On 14 September, police broke down the door of Farhodhon Muhtarov’s apartment, beat him and verbally insulted him and members of his family. The police did not produce an arrest warrant, nor did they provide any explanation for the human rights defender’s arrest until he was in the police car on the way to police station, when he was told he would be extradited to Uzbekistan due to a request made by the Uzbek authorities. Farhodhon Muhtarov produced the identification card he had been given by the Kyrgyz authorities stating that he had applied for asylum, but the arresting officers refused to take it into consideration, claiming that the ID was fake. At no stage was the human rights defender provided with any official documents or explanations regarding the reasons for his arrest.

Following the arrest, several local human rights defenders went to the police station to intervene on Farhodhon Muhtarov’s behalf. They highlighted the arbitrary nature of the arrest and police released him several hours later. However, police officials are denying him and his family access to their apartment and they have changed the locks. Reportedly, these officials have verbally demanded money from Farhodhon Muhtarov in return for allowing him back into his home. Moreover, police officials who remained to search the apartment after Farhodhon Muhtarov’s arrest seized documents and electronic goods, including a laptop computer and a video recorder.

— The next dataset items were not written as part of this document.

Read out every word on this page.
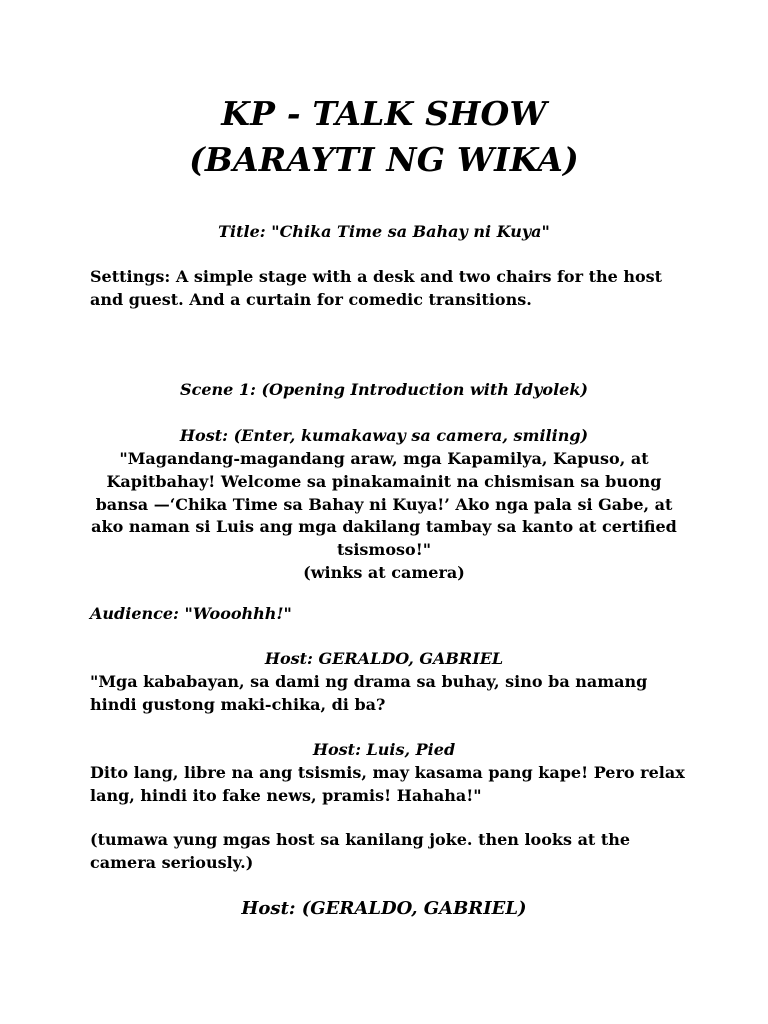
KP - TALK SHOW
(BARAYTI NG WIKA)
Title: "Chika Time sa Bahay ni Kuya"
Settings: A simple stage with a desk and two chairs for the host
and guest. And a curtain for comedic transitions.
Scene 1: (Opening Introduction with Idyolek)
Host: (Enter, kumakaway sa camera, smiling)
"Magandang-magandang araw, mga Kapamilya, Kapuso, at
Kapitbahay! Welcome sa pinakamainit na chismisan sa buong
bansa —‘Chika Time sa Bahay ni Kuya!’ Ako nga pala si Gabe, at
ako naman si Luis ang mga dakilang tambay sa kanto at certified
tsismoso!"
(winks at camera)
Audience: "Wooohhh!"
Host: GERALDO, GABRIEL
"Mga kababayan, sa dami ng drama sa buhay, sino ba namang
hindi gustong maki-chika, di ba?
Host: Luis, Pied
Dito lang, libre na ang tsismis, may kasama pang kape! Pero relax
lang, hindi ito fake news, pramis! Hahaha!"
(tumawa yung mgas host sa kanilang joke. then looks at the
camera seriously.)
Host: (GERALDO, GABRIEL)
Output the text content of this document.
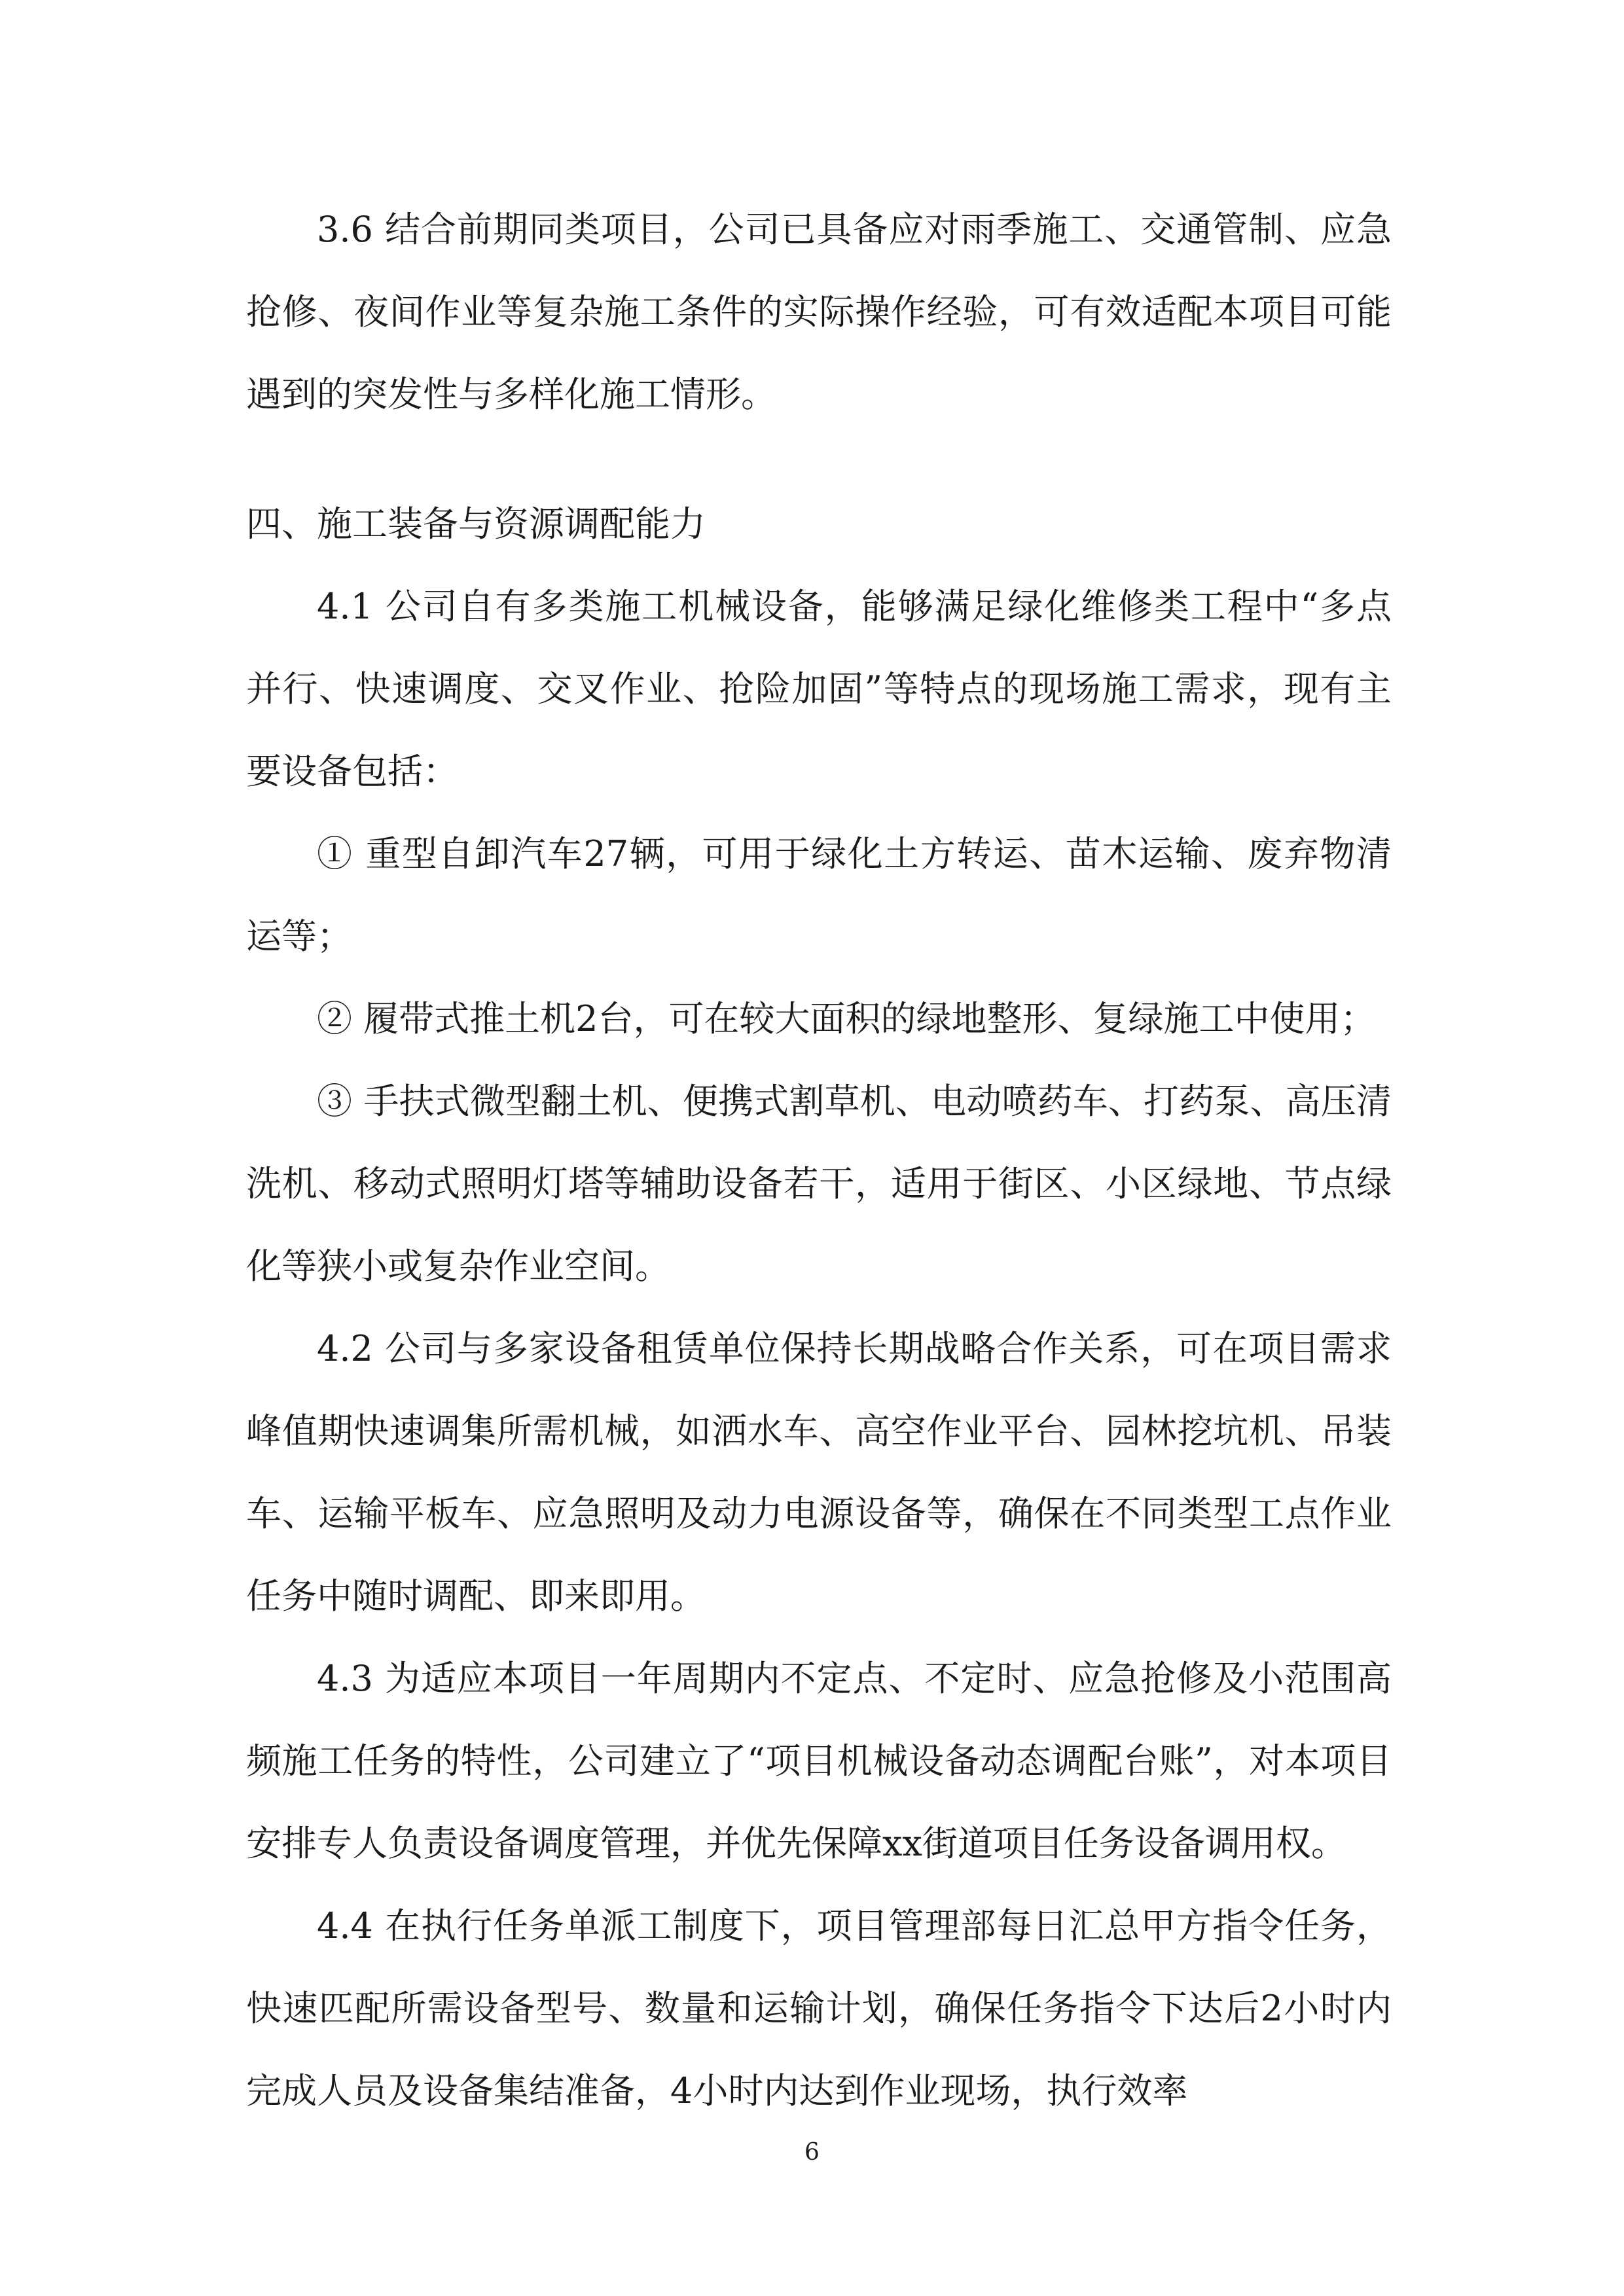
3.6 结合前期同类项目，公司已具备应对雨季施工、交通管制、应急抢修、夜间作业等复杂施工条件的实际操作经验，可有效适配本项目可能遇到的突发性与多样化施工情形。

四、施工装备与资源调配能力

4.1 公司自有多类施工机械设备，能够满足绿化维修类工程中“多点并行、快速调度、交叉作业、抢险加固”等特点的现场施工需求，现有主要设备包括：

① 重型自卸汽车27辆，可用于绿化土方转运、苗木运输、废弃物清运等；

② 履带式推土机2台，可在较大面积的绿地整形、复绿施工中使用；

③ 手扶式微型翻土机、便携式割草机、电动喷药车、打药泵、高压清洗机、移动式照明灯塔等辅助设备若干，适用于街区、小区绿地、节点绿化等狭小或复杂作业空间。

4.2 公司与多家设备租赁单位保持长期战略合作关系，可在项目需求峰值期快速调集所需机械，如洒水车、高空作业平台、园林挖坑机、吊装车、运输平板车、应急照明及动力电源设备等，确保在不同类型工点作业任务中随时调配、即来即用。

4.3 为适应本项目一年周期内不定点、不定时、应急抢修及小范围高频施工任务的特性，公司建立了“项目机械设备动态调配台账”，对本项目安排专人负责设备调度管理，并优先保障xx街道项目任务设备调用权。

4.4 在执行任务单派工制度下，项目管理部每日汇总甲方指令任务，快速匹配所需设备型号、数量和运输计划，确保任务指令下达后2小时内完成人员及设备集结准备，4小时内达到作业现场，执行效率

6
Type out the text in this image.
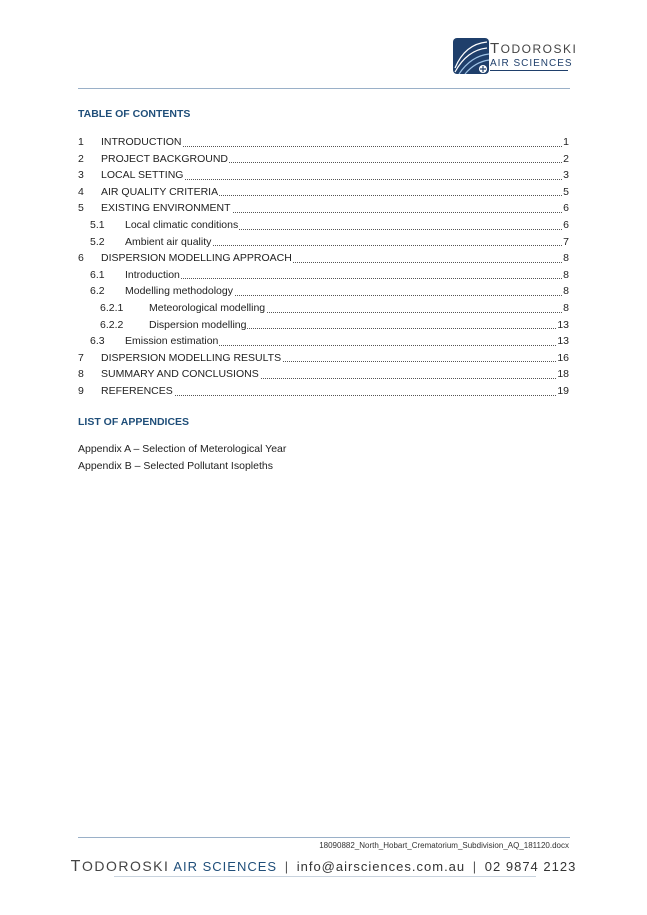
TODOROSKI
AIR SCIENCES
TABLE OF CONTENTS
1 INTRODUCTION	1
2 PROJECT BACKGROUND	2
3 LOCAL SETTING	3
4 AIR QUALITY CRITERIA	5
5 EXISTING ENVIRONMENT	6
5.1 Local climatic conditions	6
5.2 Ambient air quality	7
6 DISPERSION MODELLING APPROACH	8
6.1 Introduction	8
6.2 Modelling methodology	8
6.2.1 Meteorological modelling	8
6.2.2 Dispersion modelling	13
6.3 Emission estimation	13
7 DISPERSION MODELLING RESULTS	16
8 SUMMARY AND CONCLUSIONS	18
9 REFERENCES	19
LIST OF APPENDICES
Appendix A – Selection of Meterological Year
Appendix B – Selected Pollutant Isopleths
18090882_North_Hobart_Crematorium_Subdivision_AQ_181120.docx
TODOROSKI AIR SCIENCES | info@airsciences.com.au | 02 9874 2123
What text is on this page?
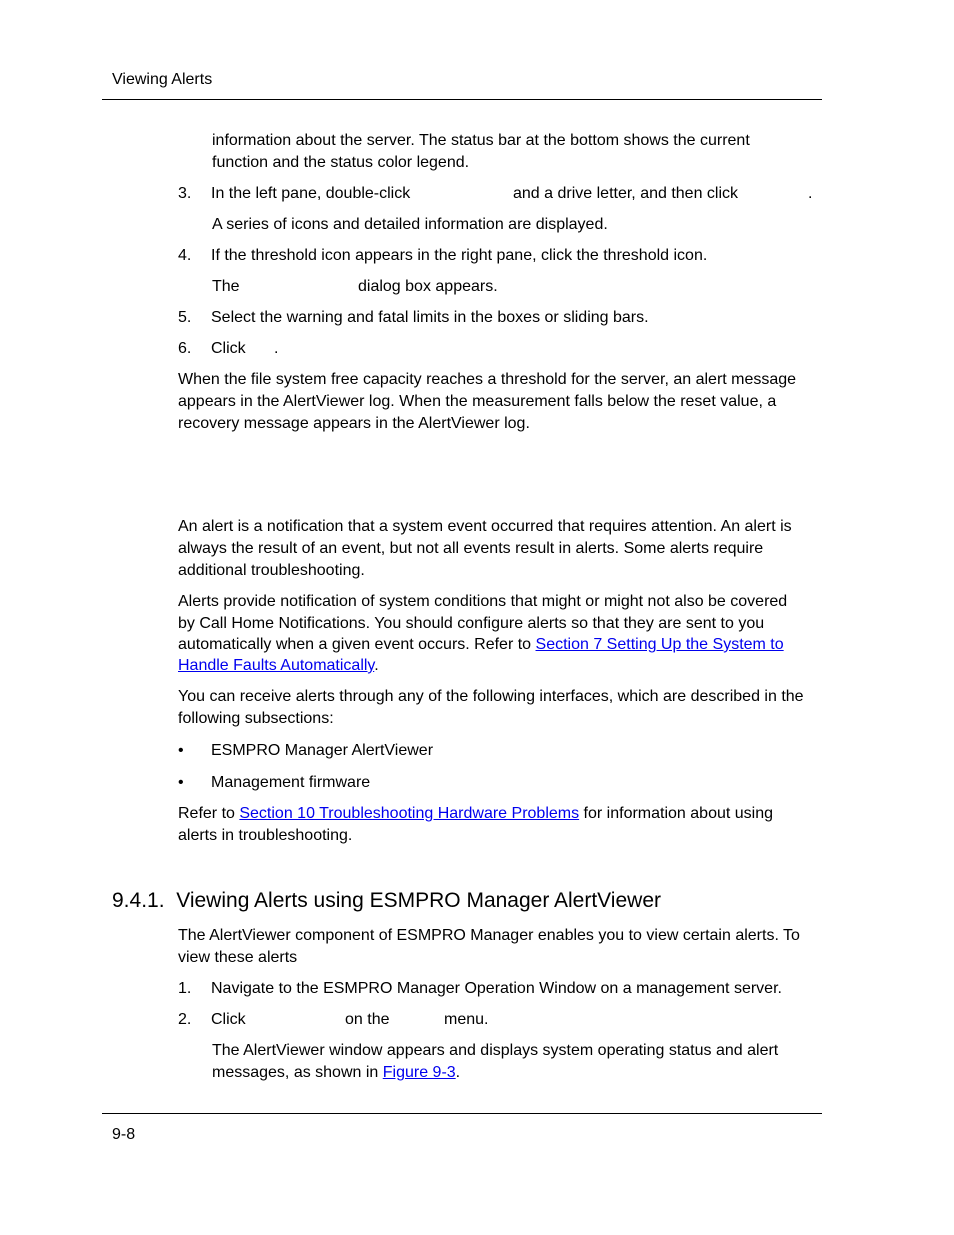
Viewing Alerts
information about the server. The status bar at the bottom shows the current
function and the status color legend.
3. In the left pane, double-click	and a drive letter, and then click	.
A series of icons and detailed information are displayed.
4. If the threshold icon appears in the right pane, click the threshold icon.
The	dialog box appears.
5. Select the warning and fatal limits in the boxes or sliding bars.
6. Click .
When the file system free capacity reaches a threshold for the server, an alert message
appears in the AlertViewer log. When the measurement falls below the reset value, a
recovery message appears in the AlertViewer log.
An alert is a notification that a system event occurred that requires attention. An alert is
always the result of an event, but not all events result in alerts. Some alerts require
additional troubleshooting.
Alerts provide notification of system conditions that might or might not also be covered
by Call Home Notifications. You should configure alerts so that they are sent to you
automatically when a given event occurs. Refer to Section 7 Setting Up the System to
Handle Faults Automatically.
You can receive alerts through any of the following interfaces, which are described in the
following subsections:
• ESMPRO Manager AlertViewer
• Management firmware
Refer to Section 10 Troubleshooting Hardware Problems for information about using
alerts in troubleshooting.
9.4.1.  Viewing Alerts using ESMPRO Manager AlertViewer
The AlertViewer component of ESMPRO Manager enables you to view certain alerts. To
view these alerts
1. Navigate to the ESMPRO Manager Operation Window on a management server.
2. Click	on the	menu.
The AlertViewer window appears and displays system operating status and alert
messages, as shown in Figure 9-3.
9-8
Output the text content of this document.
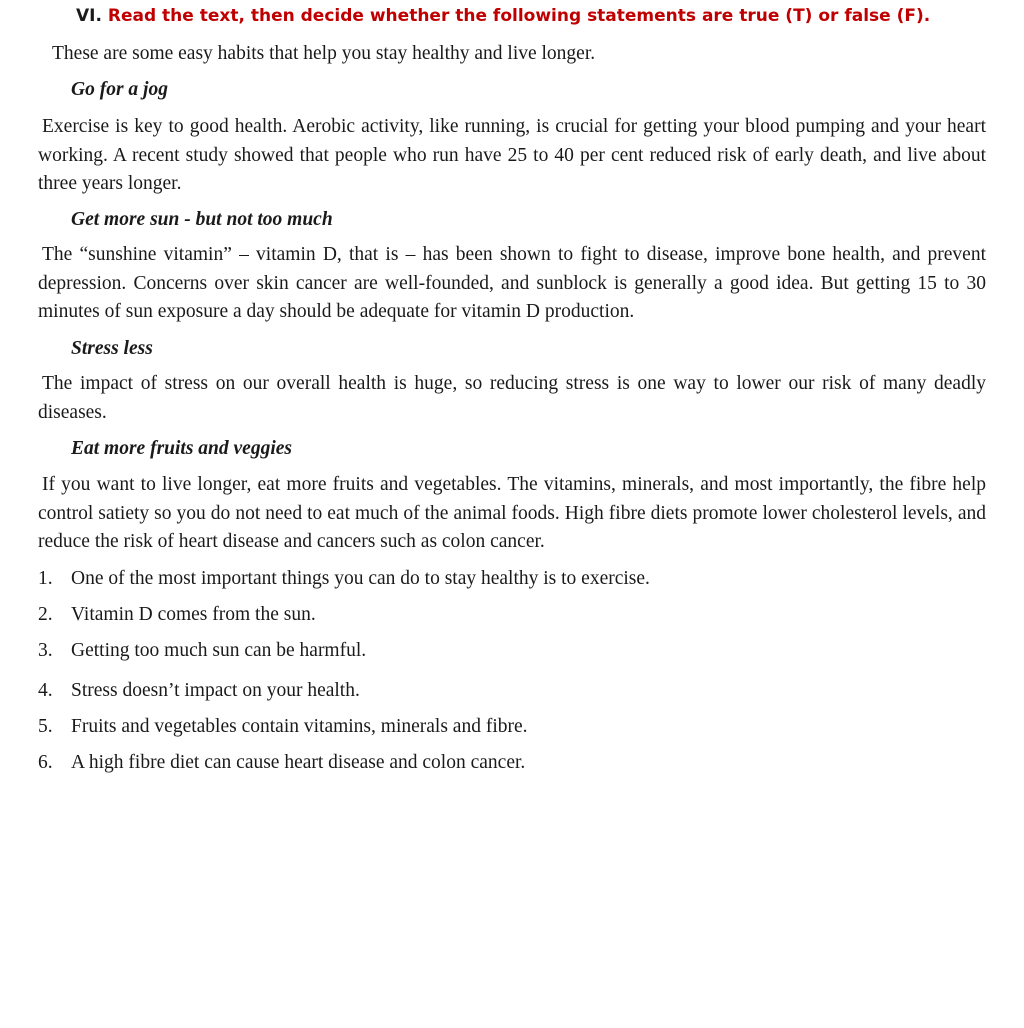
VI. Read the text, then decide whether the following statements are true (T) or false (F).
These are some easy habits that help you stay healthy and live longer.
Go for a jog

Exercise is key to good health. Aerobic activity, like running, is crucial for getting your blood pumping and your heart working. A recent study showed that people who run have 25 to 40 per cent reduced risk of early death, and live about three years longer.

Get more sun - but not too much

The “sunshine vitamin” – vitamin D, that is – has been shown to fight to disease, improve bone health, and prevent depression. Concerns over skin cancer are well-founded, and sunblock is generally a good idea. But getting 15 to 30 minutes of sun exposure a day should be adequate for vitamin D production.

Stress less

The impact of stress on our overall health is huge, so reducing stress is one way to lower our risk of many deadly diseases.

Eat more fruits and veggies

If you want to live longer, eat more fruits and vegetables. The vitamins, minerals, and most importantly, the fibre help control satiety so you do not need to eat much of the animal foods. High fibre diets promote lower cholesterol levels, and reduce the risk of heart disease and cancers such as colon cancer.

1. One of the most important things you can do to stay healthy is to exercise.
2. Vitamin D comes from the sun.
3. Getting too much sun can be harmful.
4. Stress doesn’t impact on your health.
5. Fruits and vegetables contain vitamins, minerals and fibre.
6. A high fibre diet can cause heart disease and colon cancer.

In 2009, Farhodhon Muhtarov was sentenced to 5 years in prison in Uzbekistan on trumped-up charges of fraud. For further information, please see the Front Line Defenders urgent appeal dated 12 October 2009. In December 2010, his sentence was changed to forced labour. The change of sentence gave Farhodhon Muhtarov the opportunity to flee Uzbekistan for Kyrgyzstan, where he applied for political asylum. He also filed an application for asylum to the UNHCR, but there has not yet been any decision made on either of these applications.